One of my favorite podcasts is The Journal, co-produced by Gimlet and the Wall Street Journal.  Most days, they look in depth at a topic in the news, but occasionally they put together a series taking an even deeper look at an important topic, seeking and sharing multiple perspectives across several episodes. I recent highlighted another Journal series (With Great Power) that focused on the birth of Marvel studios.

The current series (as of this writing only the first episode has dropped) promises an examination of GLP-1 medicines – how they were developed, and the effects they are having on “bodies, fortunes, and industries.”

Key highlights for TR readers:

• A recurrent theme of innovation has been the need for persistence and conviction, along with the uncomfortable fact that, as Judah Folkman said, “If your idea succeeds, everybody says you’re persistent. If it doesn’t, you’re obstinate.”  The problem is you can’t figure out until later the category in which you belong. It’s clear from this podcast that Lotte Bjerre Knudsen, the champion we met earlier, was persistent. The former CEO of Novo, Lars Rebien Sorensen, describes Knudsen as “a person that’s very, very difficult to say ‘No’ to,” someone whose team succeeded “because of their stubbornness and their skills and their professionalism.”
• Industry view of obesity drugs: Sorensen also highlights the initial concerns of pursuing GLP-1 medicines for obesity, noting that “at the time, almost all without exception, weight-lowering drugs had failed, some even so badly that companies were sued.

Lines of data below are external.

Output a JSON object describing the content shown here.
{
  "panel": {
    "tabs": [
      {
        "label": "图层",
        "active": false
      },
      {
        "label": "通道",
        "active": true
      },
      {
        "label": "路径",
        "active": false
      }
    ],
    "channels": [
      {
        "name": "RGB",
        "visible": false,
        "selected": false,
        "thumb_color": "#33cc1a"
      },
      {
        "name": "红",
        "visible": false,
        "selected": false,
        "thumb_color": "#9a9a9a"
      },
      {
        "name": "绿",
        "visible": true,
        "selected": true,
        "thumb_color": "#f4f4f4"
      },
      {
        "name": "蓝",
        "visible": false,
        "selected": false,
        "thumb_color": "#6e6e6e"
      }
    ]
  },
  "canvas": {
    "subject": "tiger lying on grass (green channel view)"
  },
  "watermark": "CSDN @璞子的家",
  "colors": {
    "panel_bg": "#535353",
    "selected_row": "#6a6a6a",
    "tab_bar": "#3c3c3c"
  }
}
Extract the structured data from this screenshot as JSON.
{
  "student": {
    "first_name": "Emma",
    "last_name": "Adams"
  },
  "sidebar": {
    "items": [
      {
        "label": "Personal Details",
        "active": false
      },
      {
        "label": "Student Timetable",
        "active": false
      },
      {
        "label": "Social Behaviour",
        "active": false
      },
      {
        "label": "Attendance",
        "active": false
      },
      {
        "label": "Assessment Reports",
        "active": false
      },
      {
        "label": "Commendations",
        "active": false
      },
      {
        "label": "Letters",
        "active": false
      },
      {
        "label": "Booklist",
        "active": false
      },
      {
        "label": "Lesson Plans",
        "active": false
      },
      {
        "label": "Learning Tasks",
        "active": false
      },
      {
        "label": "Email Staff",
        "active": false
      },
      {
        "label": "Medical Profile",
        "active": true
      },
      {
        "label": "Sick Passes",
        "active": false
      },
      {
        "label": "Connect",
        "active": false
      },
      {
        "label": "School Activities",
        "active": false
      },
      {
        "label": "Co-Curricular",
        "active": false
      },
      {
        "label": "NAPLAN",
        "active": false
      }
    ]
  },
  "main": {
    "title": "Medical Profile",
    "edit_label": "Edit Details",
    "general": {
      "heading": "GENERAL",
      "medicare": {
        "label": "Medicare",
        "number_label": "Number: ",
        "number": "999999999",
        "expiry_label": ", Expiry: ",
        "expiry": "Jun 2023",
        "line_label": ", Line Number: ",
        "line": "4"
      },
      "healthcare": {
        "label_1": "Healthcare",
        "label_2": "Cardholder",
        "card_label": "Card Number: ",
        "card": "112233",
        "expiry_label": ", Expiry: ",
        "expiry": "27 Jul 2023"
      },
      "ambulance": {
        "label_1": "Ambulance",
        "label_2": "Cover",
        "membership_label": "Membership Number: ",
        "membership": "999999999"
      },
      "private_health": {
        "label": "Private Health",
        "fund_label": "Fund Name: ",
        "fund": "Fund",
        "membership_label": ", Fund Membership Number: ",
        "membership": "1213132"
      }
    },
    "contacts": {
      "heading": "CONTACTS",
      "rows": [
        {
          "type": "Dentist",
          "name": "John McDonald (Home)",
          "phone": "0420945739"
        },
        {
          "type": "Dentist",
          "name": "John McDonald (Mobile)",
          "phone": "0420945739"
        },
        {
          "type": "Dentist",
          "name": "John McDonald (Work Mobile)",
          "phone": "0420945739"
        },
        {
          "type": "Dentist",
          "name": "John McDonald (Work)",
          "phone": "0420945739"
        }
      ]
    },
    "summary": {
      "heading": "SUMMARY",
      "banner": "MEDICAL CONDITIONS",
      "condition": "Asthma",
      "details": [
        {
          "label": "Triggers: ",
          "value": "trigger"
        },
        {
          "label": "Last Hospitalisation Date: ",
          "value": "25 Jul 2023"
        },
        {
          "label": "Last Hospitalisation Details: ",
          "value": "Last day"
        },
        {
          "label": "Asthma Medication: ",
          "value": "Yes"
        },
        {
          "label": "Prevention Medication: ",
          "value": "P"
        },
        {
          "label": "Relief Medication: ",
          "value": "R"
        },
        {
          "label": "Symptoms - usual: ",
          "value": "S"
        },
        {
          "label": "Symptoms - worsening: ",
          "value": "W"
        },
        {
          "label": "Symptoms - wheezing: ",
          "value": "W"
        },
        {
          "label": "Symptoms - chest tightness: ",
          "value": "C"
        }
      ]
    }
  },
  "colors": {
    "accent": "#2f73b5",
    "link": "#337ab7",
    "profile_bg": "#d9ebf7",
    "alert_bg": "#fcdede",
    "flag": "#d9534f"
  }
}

So I knew that if we started talking too much about the obesity effect of GLP-1, we might taint a very good diabetes drug.” (As noted earlier, Sorensen also viewed obesity as a social rather than a medical challenge.)
  

  Dr. Fatima Cody Stanford, obesity medicine expert, MGH

• Unexpected high discontinuation rate: Perhaps the most striking fact I learned from all of these podcasts was the exceptionally high discontinuation rate from GLP-1 medicines.  The Acquired podcast that noted “one out of six patients have side effects that are so severe that they discontinue the drug,” and “as many as 68% of people roll off it after a year.” This is especially surprising since most of the weight lost due to GLP-1 medicines returns if the drug is discontinued. The Journal podcast offered the most compelling insight into the potential reasons for the high rate of discontinuations; one of the journalists reporting the story actually stopped taking the medicine himself although it seemed to be working well for him.  The key reasons for discontinuation seem to be (a) cost (a huge factor and the reason the reporter stopped); (b) side effects; (c) the inconvenience of needing to hunt for supplies of a medicine where manufacturing can’t keep with the demand. Dr. Fatima Cody Stanford, of the MGH Weight Center, tells me that the most significant issue in her experience has been serious ongoing challenges with the supply.

Collectively, these podcasts offer different but overlapping perspectives on GLP-1 medicines, and provide insight into the history, science, and strategy around these medicines. They also remind us of the complex interplay between transformative medicines and broader society, and the need for life science companies to engage with it – ideally with authentic curiosity, humility, and empathy.